Célia notara o vestido de Bruna desde o início.
Não só o modelo era moderno, mas os diamantes espalhados pelo tecido, como se não custassem nada, exalavam luxo.
Comparado ao seu próprio vestido, o de Bruna era muito mais suntuoso.
Célia bufou.
— Não se enganem com a aparência de rica da minha irmã. Na verdade, ela é uma pessoa desprezível e pobre de espírito. Senão, não teria usurpado minha identidade como herdeira da família Ramos por dezoito anos.
— Ai!
Assim que Célia terminou de falar, uma senhora com aparência de socialite, que estava perto de Bruna, soltou um grito.

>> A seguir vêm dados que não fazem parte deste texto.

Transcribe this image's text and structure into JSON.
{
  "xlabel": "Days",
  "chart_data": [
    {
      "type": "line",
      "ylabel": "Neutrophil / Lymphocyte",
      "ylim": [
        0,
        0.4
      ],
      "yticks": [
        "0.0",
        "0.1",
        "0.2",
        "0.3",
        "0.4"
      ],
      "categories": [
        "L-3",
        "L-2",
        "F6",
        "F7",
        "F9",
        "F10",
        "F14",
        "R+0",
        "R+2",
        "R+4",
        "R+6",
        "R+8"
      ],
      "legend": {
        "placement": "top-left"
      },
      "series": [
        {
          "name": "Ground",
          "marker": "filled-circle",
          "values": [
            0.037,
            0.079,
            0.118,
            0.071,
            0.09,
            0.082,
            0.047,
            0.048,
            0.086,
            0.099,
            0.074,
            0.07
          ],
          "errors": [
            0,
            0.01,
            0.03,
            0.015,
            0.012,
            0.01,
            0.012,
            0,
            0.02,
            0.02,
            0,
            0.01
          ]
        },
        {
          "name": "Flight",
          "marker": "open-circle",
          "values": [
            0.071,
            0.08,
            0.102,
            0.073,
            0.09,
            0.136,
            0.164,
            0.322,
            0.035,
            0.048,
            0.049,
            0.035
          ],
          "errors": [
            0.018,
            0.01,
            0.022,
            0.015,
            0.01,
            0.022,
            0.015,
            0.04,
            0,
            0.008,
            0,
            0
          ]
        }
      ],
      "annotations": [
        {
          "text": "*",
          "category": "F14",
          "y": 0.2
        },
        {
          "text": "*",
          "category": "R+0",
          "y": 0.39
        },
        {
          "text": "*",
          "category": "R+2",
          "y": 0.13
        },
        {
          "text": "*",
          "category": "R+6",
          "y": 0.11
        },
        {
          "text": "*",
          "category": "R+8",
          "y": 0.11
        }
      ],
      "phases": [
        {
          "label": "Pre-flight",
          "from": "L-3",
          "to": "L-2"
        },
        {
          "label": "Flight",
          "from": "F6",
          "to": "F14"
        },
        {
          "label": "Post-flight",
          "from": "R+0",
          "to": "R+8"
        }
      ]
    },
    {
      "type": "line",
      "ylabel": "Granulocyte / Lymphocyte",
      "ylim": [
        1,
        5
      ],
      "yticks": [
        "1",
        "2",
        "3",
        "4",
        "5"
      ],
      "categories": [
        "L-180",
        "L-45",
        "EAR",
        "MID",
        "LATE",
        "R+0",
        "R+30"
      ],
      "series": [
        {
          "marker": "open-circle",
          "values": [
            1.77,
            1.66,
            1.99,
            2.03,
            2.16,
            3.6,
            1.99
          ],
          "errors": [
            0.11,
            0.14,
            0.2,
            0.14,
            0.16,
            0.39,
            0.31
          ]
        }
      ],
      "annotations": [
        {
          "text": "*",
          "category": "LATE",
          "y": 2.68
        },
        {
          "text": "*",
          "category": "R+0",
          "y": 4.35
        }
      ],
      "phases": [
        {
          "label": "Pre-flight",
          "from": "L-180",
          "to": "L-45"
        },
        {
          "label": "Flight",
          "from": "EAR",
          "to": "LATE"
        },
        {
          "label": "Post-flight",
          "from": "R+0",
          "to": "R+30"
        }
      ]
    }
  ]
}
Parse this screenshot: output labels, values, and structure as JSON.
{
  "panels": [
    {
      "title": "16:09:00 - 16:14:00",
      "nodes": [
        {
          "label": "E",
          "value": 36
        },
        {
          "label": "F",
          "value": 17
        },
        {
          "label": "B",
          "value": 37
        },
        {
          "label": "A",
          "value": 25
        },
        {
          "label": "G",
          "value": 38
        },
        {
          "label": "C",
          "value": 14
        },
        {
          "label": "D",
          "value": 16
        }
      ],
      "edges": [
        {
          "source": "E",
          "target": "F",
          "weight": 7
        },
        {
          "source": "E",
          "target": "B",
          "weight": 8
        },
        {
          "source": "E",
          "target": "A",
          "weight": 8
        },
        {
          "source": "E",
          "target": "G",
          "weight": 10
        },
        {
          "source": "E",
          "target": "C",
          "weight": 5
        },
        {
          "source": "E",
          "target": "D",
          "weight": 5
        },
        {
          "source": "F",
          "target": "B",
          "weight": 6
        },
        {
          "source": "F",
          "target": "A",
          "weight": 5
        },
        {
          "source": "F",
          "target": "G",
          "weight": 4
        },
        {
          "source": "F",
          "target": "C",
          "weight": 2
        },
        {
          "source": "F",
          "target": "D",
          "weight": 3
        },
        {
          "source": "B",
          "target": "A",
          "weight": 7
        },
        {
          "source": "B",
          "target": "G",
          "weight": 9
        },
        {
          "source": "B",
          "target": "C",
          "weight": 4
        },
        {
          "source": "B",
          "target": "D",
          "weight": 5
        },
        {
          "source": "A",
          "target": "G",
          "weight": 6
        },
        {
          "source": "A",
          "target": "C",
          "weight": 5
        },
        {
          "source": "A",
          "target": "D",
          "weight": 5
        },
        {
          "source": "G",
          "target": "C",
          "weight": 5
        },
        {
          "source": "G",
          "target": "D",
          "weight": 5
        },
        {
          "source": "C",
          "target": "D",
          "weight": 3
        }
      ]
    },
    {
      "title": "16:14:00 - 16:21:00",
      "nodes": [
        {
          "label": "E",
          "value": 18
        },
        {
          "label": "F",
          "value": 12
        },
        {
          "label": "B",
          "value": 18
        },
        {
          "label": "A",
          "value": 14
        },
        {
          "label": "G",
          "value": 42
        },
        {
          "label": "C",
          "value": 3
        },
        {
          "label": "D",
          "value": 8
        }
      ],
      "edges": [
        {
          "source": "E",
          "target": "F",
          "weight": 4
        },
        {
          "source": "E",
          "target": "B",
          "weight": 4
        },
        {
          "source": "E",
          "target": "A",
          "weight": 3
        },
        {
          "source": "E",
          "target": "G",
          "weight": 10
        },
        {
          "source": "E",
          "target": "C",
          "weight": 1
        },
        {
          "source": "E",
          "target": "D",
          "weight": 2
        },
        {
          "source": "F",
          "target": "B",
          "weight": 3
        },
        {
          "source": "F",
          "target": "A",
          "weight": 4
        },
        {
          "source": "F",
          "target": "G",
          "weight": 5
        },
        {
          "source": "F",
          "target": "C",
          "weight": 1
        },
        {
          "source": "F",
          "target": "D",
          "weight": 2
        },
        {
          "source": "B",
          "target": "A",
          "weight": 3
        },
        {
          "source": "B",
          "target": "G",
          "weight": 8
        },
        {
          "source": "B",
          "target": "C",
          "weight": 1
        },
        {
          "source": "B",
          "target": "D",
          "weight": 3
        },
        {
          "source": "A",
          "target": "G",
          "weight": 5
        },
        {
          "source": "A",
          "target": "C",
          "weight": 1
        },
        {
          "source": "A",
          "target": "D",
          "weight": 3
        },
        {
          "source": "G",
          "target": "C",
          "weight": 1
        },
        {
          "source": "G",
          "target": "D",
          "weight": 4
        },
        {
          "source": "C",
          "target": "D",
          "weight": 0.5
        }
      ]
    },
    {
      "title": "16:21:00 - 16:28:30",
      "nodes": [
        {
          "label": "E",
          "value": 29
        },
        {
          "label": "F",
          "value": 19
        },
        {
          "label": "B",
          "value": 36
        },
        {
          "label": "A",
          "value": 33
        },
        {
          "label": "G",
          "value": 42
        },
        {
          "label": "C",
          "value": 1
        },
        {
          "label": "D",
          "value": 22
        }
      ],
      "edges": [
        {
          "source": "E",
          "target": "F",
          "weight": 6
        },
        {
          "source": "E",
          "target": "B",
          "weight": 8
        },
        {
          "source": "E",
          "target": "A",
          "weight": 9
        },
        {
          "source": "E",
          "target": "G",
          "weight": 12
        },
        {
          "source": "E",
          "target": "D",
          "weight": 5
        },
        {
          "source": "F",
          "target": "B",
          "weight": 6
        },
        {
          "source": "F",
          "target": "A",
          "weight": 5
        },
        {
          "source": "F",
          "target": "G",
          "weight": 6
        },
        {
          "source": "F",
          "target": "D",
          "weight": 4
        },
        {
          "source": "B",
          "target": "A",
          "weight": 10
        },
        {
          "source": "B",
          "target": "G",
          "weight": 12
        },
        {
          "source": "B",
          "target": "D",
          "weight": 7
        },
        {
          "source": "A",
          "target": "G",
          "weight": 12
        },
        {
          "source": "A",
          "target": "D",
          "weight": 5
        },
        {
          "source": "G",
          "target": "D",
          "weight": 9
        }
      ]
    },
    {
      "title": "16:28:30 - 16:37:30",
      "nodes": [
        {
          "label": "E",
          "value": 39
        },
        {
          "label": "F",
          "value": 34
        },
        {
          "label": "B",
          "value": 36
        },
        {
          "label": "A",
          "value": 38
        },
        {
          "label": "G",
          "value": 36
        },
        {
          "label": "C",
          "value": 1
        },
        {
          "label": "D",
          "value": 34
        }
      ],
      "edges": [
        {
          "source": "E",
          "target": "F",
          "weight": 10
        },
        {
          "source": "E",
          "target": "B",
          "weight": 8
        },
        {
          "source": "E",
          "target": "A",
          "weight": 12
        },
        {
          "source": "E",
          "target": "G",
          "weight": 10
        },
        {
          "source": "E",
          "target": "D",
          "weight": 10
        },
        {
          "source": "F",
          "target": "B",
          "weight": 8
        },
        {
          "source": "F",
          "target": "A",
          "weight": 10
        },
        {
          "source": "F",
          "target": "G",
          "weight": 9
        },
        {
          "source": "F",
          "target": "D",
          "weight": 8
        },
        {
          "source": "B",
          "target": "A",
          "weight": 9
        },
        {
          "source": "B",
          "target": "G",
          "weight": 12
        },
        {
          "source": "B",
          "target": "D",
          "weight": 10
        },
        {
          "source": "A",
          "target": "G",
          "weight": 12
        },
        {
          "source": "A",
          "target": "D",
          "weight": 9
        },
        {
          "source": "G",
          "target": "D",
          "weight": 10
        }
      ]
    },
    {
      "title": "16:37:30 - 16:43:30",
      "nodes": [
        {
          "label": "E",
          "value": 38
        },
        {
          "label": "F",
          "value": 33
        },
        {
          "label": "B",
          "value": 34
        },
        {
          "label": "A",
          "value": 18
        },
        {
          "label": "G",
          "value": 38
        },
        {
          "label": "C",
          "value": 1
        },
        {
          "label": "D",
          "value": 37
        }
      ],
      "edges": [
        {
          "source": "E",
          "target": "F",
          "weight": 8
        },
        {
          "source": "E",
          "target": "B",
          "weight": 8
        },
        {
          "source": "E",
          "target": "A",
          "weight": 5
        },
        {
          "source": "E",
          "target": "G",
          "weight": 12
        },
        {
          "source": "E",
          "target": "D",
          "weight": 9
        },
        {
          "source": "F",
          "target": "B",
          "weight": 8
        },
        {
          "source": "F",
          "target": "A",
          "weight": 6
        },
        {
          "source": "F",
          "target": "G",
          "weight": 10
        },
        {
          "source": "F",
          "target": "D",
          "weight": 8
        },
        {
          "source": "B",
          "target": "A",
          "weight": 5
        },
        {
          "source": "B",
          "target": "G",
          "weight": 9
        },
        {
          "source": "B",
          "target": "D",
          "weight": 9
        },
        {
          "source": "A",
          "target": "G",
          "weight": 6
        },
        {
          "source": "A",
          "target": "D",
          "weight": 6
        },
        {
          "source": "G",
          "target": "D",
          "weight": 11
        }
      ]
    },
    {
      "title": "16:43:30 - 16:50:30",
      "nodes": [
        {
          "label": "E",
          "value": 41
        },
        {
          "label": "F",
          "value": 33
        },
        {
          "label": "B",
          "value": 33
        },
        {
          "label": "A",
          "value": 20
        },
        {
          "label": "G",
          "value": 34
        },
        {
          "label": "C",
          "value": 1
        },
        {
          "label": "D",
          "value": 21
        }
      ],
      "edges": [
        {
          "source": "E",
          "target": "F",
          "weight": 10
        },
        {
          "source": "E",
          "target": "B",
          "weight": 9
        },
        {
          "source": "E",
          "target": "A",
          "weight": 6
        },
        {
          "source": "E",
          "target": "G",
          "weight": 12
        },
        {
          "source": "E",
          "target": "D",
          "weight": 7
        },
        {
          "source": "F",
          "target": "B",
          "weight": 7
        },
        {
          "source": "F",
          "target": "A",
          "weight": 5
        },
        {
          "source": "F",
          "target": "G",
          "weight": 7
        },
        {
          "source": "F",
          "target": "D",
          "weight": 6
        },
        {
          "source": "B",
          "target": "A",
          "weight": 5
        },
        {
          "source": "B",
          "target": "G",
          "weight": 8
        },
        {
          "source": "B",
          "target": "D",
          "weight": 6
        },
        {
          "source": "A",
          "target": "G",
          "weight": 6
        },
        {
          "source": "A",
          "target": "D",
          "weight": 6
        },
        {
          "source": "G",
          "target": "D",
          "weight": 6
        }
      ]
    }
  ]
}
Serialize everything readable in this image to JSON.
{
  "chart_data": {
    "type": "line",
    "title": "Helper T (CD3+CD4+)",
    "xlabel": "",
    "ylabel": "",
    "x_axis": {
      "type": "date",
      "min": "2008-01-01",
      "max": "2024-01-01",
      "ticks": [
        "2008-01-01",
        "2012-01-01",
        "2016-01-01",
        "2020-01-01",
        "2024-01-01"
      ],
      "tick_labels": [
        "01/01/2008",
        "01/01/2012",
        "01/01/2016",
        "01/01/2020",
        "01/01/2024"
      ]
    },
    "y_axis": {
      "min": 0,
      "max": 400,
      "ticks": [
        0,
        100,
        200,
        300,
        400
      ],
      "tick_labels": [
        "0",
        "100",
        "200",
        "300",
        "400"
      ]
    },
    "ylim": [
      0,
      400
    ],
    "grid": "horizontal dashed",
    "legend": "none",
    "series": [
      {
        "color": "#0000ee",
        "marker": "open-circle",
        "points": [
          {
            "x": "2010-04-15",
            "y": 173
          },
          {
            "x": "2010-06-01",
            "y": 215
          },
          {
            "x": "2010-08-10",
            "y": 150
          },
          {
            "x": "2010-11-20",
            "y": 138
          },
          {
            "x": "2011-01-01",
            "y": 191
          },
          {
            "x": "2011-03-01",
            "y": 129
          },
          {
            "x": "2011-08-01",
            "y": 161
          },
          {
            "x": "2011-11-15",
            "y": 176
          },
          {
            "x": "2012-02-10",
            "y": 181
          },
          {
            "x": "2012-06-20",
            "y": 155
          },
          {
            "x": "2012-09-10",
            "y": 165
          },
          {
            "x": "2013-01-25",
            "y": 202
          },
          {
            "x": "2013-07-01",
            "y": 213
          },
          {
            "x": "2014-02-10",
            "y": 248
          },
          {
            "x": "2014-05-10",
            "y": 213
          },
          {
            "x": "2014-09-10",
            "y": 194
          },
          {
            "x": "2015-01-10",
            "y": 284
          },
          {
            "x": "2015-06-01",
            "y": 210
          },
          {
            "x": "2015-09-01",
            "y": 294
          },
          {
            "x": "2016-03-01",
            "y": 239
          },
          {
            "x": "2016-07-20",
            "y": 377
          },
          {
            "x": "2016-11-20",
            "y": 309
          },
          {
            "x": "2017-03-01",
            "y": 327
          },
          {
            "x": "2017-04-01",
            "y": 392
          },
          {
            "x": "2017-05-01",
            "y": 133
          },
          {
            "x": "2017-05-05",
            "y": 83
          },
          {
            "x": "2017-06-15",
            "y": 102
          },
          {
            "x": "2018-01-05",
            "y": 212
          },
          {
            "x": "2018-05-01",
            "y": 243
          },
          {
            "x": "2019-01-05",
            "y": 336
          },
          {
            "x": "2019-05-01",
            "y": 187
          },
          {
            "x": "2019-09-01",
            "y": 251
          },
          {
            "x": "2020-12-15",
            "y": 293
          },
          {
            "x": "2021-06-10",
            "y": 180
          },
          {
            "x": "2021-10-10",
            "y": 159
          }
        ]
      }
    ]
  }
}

A atenção de todos se voltou para ela.
— Droga! Onde está o meu anel? Estava aqui na mesa agora mesmo!
A socialite estava coberta de joias, com anéis em todos os dez dedos.
Ela não quis que o garçom lhe servisse um pedaço de bolo e, ao fazê-lo ela mesma, tirou o anel de esmeralda do polegar direito e o colocou sobre a mesa. Em um piscar de olhos, ele desapareceu.
Bruna era a pessoa mais próxima, e o olhar acusador da mulher se fixou nela.
— Foi você quem roubou meu anel?
Bruna franziu a testa.
— Eu não peguei seu anel.
— Você era a pessoa mais perto de mim. Se não foi você, quem foi?